09/24/2008 11:00PM

$10M just the latest high-water mark


ARCADIA, Calif. - At a little before noon on Saturday, the best colt in America will be led to the Belmont Park detention facility to begin the prescribed six hours of relative isolation before defending his title in the Jockey Club Gold Cup.

About that same time, by around 9 a.m. in California, the best filly in America will be found in a stall at Santa Anita Park, across town from her familiar surroundings at Hollywood Park, but nevertheless ready to run in the Lady's Secret Stakes at around 2:30 that afternoon.

If Curlin wins he will become the all-time leading money winner among American-based Thoroughbreds. If Zenyatta wins she will remain unbeaten in eight starts, dating back to her debut last November. If both of those achievements make you think of a particular horse, give yourself a you-know-what.

Cigar won 16 straight races between the fall of 1994 and the summer of 1996, and then ended his career with a narrow loss in the 1996 Breeders' Cup Classic at Woodbine, having amassed total earnings of $9,999,815. There were no gimmicks or bonuses to his bankroll, unless you want to count winning the first running of the Dubai World Cup, or perhaps the one and only running of the Citation Challenge at Arlington Park, where he carried 130 pounds against Honour and Glory, Unbridled's Song, and Dramatic Gold to win that 16th in a row.

Time passes, though, and now it is Curlin's turn to reach for that magical $10 million mark. Why is the number so magical? Well, the fortunate among us still have 10 fingers and 10 toes. The resulting decimal system continues to rely heavily on the number 10. There is David Letterman's nightly Top 10 List. And who can deny the impact of the number 10 after a certain movie made by California Horse Racing Commissioner Bo Derek?

Even Cigar's owner, Allen Paulson, felt a shiver of $10 million fever in the wake of the news that Cigar turned out to be sterile at stud. Paulson mused aloud that maybe he should send Cigar back to the races to bank another 185 bucks, just to top things off with a nice, round number. Everybody thought that Allen was a crack-up, except that Allen wasn't laughing. Cigar declined the offer.

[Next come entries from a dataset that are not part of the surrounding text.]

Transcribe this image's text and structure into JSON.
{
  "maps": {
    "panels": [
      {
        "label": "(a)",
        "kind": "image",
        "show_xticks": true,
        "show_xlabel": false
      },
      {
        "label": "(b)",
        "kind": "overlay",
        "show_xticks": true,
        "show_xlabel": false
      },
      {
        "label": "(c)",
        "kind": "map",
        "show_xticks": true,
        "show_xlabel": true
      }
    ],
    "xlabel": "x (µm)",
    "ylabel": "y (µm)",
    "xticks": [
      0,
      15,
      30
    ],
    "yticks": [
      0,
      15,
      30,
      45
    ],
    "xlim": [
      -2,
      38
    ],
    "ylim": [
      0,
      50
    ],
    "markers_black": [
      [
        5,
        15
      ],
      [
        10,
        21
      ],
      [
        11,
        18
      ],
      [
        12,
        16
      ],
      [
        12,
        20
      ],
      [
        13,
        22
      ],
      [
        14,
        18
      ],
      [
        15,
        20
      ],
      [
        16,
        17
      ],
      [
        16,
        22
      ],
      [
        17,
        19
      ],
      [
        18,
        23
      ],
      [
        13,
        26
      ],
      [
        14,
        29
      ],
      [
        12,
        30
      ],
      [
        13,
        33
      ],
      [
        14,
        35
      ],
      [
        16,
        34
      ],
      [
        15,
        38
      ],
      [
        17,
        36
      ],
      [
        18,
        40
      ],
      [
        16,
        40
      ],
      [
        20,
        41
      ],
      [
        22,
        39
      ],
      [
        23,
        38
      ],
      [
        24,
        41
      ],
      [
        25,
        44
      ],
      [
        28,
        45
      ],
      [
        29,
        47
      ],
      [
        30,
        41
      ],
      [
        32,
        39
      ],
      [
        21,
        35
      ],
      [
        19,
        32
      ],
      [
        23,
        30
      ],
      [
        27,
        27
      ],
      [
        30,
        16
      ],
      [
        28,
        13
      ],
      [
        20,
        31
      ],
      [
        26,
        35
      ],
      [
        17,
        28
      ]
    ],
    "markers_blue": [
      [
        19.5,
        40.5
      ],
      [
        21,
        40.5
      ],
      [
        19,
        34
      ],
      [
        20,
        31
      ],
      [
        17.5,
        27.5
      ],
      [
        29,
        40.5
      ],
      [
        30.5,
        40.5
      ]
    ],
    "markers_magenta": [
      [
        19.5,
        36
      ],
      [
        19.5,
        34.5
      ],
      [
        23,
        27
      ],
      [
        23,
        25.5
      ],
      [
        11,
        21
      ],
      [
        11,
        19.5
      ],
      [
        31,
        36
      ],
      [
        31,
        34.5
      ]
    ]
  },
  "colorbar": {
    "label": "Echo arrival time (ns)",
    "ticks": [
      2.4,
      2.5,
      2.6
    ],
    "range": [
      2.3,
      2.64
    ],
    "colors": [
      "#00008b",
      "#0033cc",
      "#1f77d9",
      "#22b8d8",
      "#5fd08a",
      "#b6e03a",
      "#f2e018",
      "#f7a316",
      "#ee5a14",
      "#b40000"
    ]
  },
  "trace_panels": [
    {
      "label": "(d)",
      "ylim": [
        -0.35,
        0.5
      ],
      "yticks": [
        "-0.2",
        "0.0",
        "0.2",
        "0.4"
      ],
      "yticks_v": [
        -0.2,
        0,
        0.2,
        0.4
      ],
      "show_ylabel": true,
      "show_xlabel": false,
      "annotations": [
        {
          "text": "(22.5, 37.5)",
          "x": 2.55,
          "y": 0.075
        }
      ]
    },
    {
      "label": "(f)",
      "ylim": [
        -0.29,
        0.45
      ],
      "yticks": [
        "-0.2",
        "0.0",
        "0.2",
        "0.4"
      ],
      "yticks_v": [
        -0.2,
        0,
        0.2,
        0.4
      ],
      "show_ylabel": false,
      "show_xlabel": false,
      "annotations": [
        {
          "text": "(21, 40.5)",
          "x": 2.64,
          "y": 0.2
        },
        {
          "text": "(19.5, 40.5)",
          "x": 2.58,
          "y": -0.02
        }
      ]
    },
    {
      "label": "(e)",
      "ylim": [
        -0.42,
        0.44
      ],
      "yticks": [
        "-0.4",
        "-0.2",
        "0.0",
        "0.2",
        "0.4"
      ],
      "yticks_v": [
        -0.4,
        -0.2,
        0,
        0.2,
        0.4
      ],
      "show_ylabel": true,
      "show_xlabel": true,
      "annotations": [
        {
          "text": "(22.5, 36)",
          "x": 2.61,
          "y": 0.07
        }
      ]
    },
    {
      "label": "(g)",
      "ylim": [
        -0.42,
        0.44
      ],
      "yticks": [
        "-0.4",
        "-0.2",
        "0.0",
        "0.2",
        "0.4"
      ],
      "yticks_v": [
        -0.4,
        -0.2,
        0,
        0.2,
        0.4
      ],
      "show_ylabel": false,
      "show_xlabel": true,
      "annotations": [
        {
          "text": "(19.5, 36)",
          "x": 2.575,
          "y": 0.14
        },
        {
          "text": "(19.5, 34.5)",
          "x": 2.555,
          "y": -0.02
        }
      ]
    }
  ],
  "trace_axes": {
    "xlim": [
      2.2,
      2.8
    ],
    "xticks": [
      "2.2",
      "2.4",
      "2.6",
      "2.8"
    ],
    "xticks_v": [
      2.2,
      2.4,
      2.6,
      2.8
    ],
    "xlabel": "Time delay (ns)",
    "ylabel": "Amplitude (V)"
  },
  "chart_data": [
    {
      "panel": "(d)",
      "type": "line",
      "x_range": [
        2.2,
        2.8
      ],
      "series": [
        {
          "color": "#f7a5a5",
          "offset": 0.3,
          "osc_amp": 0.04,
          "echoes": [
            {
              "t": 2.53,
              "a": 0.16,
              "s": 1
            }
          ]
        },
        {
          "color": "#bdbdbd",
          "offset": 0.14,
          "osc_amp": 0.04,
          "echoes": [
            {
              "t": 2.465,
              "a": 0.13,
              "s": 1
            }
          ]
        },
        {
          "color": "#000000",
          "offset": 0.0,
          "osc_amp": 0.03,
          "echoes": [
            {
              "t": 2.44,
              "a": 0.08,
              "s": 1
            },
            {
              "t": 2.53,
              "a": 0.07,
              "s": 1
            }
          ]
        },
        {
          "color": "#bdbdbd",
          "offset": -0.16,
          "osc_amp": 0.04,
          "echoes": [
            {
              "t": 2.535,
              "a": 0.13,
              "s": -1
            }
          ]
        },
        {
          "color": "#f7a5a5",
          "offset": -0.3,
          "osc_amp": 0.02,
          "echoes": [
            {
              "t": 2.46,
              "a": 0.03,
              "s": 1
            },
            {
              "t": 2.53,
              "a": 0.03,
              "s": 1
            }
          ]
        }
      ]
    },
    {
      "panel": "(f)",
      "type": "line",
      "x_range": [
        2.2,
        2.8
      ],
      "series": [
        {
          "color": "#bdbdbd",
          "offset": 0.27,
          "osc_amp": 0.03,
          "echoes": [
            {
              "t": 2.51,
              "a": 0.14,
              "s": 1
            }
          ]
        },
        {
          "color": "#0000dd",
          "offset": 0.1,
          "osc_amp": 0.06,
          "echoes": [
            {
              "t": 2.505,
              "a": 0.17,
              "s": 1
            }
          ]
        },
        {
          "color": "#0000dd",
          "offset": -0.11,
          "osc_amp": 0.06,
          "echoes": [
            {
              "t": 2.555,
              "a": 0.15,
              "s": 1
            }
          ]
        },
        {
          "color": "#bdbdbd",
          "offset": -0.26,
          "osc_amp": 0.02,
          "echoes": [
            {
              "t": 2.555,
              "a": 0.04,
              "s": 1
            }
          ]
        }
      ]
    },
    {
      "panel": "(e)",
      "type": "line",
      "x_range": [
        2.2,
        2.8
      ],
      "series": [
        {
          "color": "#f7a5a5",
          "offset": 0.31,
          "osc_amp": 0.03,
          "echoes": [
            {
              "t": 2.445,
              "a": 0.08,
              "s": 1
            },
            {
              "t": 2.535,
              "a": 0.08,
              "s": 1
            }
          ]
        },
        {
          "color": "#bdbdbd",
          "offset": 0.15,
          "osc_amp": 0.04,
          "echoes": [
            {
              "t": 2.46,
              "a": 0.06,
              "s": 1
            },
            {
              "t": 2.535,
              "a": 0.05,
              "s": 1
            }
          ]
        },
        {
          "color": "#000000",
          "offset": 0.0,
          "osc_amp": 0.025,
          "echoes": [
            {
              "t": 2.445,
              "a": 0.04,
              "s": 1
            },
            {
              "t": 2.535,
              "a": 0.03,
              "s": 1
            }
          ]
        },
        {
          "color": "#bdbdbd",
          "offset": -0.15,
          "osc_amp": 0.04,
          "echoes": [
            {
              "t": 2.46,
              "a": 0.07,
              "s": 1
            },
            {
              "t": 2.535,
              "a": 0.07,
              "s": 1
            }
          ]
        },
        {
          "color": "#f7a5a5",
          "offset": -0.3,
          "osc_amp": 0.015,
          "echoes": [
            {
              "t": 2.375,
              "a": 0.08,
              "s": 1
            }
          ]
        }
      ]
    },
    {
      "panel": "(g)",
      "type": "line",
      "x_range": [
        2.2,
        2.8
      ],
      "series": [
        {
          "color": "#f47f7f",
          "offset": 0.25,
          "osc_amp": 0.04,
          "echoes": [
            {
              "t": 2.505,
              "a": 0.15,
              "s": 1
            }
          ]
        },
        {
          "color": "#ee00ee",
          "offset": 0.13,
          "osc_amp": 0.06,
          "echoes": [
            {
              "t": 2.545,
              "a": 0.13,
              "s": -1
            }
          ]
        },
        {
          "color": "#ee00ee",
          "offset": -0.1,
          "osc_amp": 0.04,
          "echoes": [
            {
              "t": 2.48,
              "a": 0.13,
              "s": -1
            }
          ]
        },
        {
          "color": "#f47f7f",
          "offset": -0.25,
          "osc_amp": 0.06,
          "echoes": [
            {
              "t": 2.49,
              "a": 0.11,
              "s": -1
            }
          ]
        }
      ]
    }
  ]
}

In horse racing, the money list provides not much more than a snapshot of a given era, since the economic goalposts are always on the move. Purses for top horses are so huge these days that no one bats an eye at gross totals unless a horse like Curlin comes through with more than one quality season. But as long as the handsome red horse is about to make history, this might be a good time to bow in the general direction of those who came before.

In 1886, Miss Woodford became the first Thoroughbred to earn more than $100,000. In 1951, Citation became the first Thoroughbred to earn more than $1,000,000. So much for the decimal points.

Before Citation, an entertaining array of Hall of Famers laid claim to the money title, and their exploits were faithfully recorded by a zealous racing press. Zev preceded Gallant Fox. Gallant Fox was passed by Sun Beau, who was passed by Seabiscuit. Seabiscuit gave way to Whirlaway, and Whirlaway was followed by a thrilling 1947 season, during which the top spot changed hands five times before Stymie put Armed and Assault away for good.

Since Citation, only eight horses have been known as the all-time money leader. Nashua passed Citation in 1956. Round Table passed Nashua in 1958. Kelso passed Round Table in 1964 by winning his fifth straight Jockey Club Gold Cup.

Kelso's final total of $1,977,896 hung tough for 13 years. Among the champions who raced between 1966 and 1979 were Buckpasser, Damascus, Dr. Fager, Fort Marcy, Secretariat, and Forego, but they all fell shy. Seems like two million was just as tough then as 10 is today. When Affirmed came along to win the 1979 Hollywood Gold Cup in the midst of his third championship campaign, his total reached $2,044,218, and Kelso stepped gracefully aside.

"I knew Affirmed would probably get the record," said the late Allaire duPont, Kelso's owner, when reached at her Maryland farm on the day after the record fell. "He is a marvelous horse, and it looked like he would have a pretty easy race in the Gold Cup."

In fact, he did not.

"Actually, we didn't hear about the result for a couple of days," she said. "It takes a while for news to reach us from California."

Sounds like heaven. Is there any way we can get news not to reach us quite so fast?

"I had no idea how long the record would last," duPont added. "Kelso did so many great things that will last."

Bear in mind that as she spoke Kelso was right outside in a field, probably within earshot, but duPont's sentiments remain sound. Affirmed was passed by Spectacular Bid and then John Henry, who set the bar at $6,591,860, and John Henry was passed by Aysheba as the Breeders' Cup era began to unfold. Cigar has enjoyed a 12-year run, nearly as long as Kelso's. But never mind the numbers. They all did so many great things that will last.